Now for those of you who've never seen Pokemon or know little about it, one of the important things to remember is that these are NOT war like battles and the object is not to kill anyone's Pokemon. What Pokemon battles are, is more like a karate match where they fight for sport until one of them is K.O'd (or fainted as they say in the video game). They never fight for the sake of fighting; they fight because it helps the Pokemon become stronger.
One of the things that I really loved about the trainers that were invited to this ultimate battle is that they really did love their pokemon and they cared for them, as one should with any living being. A lot of people tend to ignore this aspect of Pokemon and consider it to be a marketing scheme because of the tag line "Gotta Catch 'em All" but in truth it is not that way at all.
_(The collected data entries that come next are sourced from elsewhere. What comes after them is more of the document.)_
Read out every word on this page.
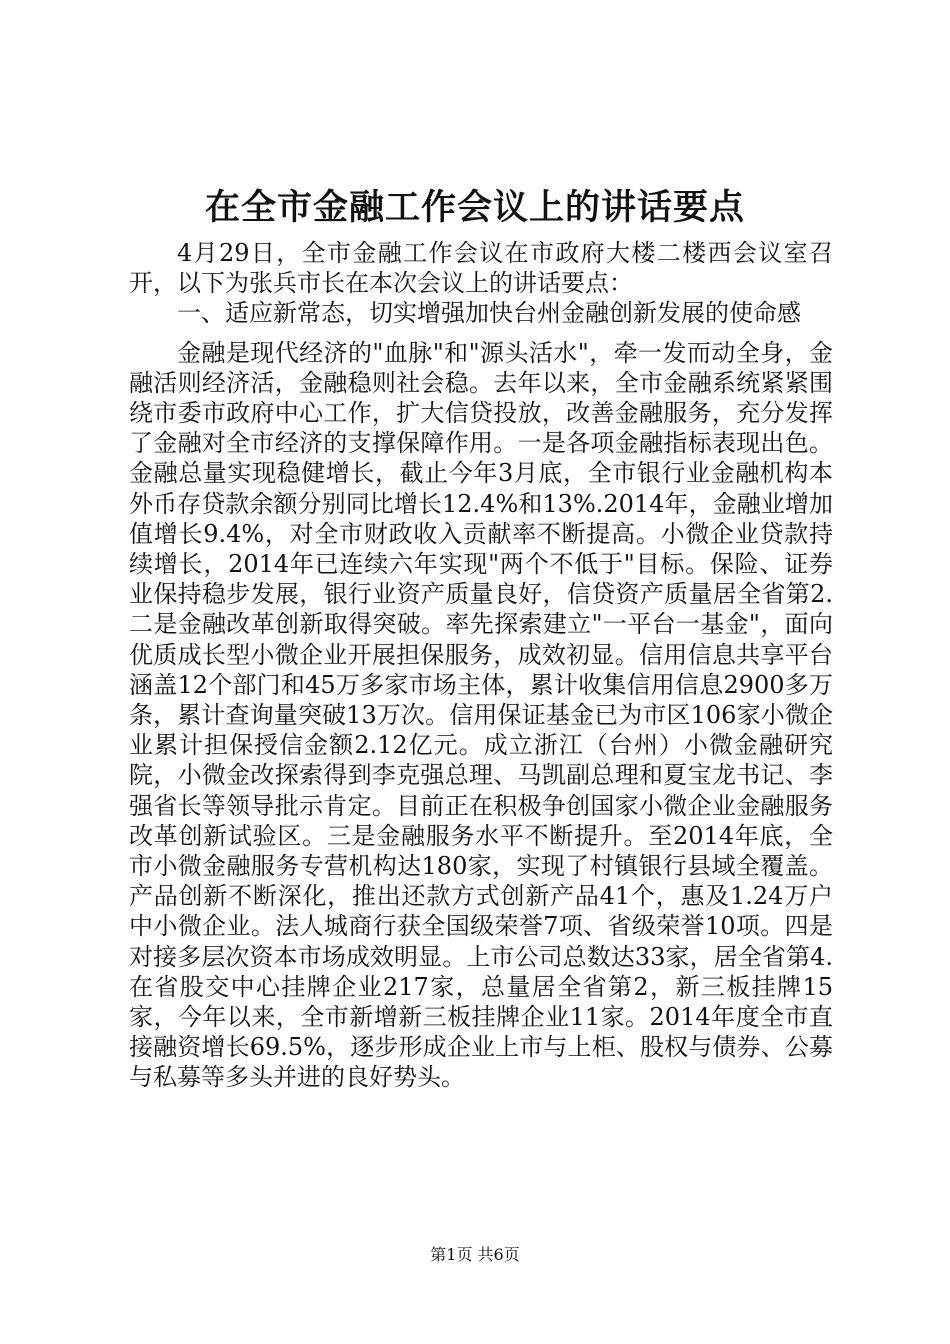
在全市金融工作会议上的讲话要点

4月29日，全市金融工作会议在市政府大楼二楼西会议室召开，以下为张兵市长在本次会议上的讲话要点：

一、适应新常态，切实增强加快台州金融创新发展的使命感

金融是现代经济的"血脉"和"源头活水"，牵一发而动全身，金融活则经济活，金融稳则社会稳。去年以来，全市金融系统紧紧围绕市委市政府中心工作，扩大信贷投放，改善金融服务，充分发挥了金融对全市经济的支撑保障作用。一是各项金融指标表现出色。金融总量实现稳健增长，截止今年3月底，全市银行业金融机构本外币存贷款余额分别同比增长12.4%和13%.2014年，金融业增加值增长9.4%，对全市财政收入贡献率不断提高。小微企业贷款持续增长，2014年已连续六年实现"两个不低于"目标。保险、证券业保持稳步发展，银行业资产质量良好，信贷资产质量居全省第2.二是金融改革创新取得突破。率先探索建立"一平台一基金"，面向优质成长型小微企业开展担保服务，成效初显。信用信息共享平台涵盖12个部门和45万多家市场主体，累计收集信用信息2900多万条，累计查询量突破13万次。信用保证基金已为市区106家小微企业累计担保授信金额2.12亿元。成立浙江（台州）小微金融研究院，小微金改探索得到李克强总理、马凯副总理和夏宝龙书记、李强省长等领导批示肯定。目前正在积极争创国家小微企业金融服务改革创新试验区。三是金融服务水平不断提升。至2014年底，全市小微金融服务专营机构达180家，实现了村镇银行县域全覆盖。产品创新不断深化，推出还款方式创新产品41个，惠及1.24万户中小微企业。法人城商行获全国级荣誉7项、省级荣誉10项。四是对接多层次资本市场成效明显。上市公司总数达33家，居全省第4.在省股交中心挂牌企业217家，总量居全省第2，新三板挂牌15家，今年以来，全市新增新三板挂牌企业11家。2014年度全市直接融资增长69.5%，逐步形成企业上市与上柜、股权与债券、公募与私募等多头并进的良好势头。

第1页 共6页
On the show and in the game (although not in the movie) Ash's rival trainer Gary is obsessed with the act of catching as many pokemon as possible...And that's a trait to be looked down upon. Although Ash doesn't have as many Pokemon as Gary, he cares for the ones he does have and treats them as his best friends, and that's why he's the hero and Gary is not.
The new Pokemon in the film, Mewtwo, does not understand that many of the trainers love their Pokemon, because he was created by scientists for their own benefit and he has a strong hatred for humans because of this.
Once the characters had entered the Castle where this battle was to take place, the film became a lot darker and action packed. In turn many of the little kids who were there started screaming - but that's understandable, I mean I was freaked out by some of the things that happened! Also the intensity becomes a lot greater.
Never fear though, Ash being the brave person he is comes through and saves the day - with the help of the pokemon, and teaches Mewtwo that it isn't the life that you're given that makes you who you are, but rather it's what you choose to do with it.
I am a person who tries very hard never to cry in public places (which include movie theaters) no matter how sad I am. But with the Pokemon movie, I just couldn't hold back and spent the last half-hour of it crying my eyes out! Honestly, it touched me on a level that few movies have been able to.
The only complaint I have about it is that the soundtrack was made in extremely poor taste. I've been into Pokemon for about 2 years now, and I must say that with the exception of 3 songs on that album, the rest had NOTHING to do with the meaning of Pokemon or the film! It wasn't the fact that the type of music and the artists that were on the album are not really my style... But it was rather that the songs were *very* sexual and I think it's INSANE to put songs about "giving it to you" among other things, on an album that's aimed for children! Especially when there's nothing even remotely related to that subject involved in anything Pokemon!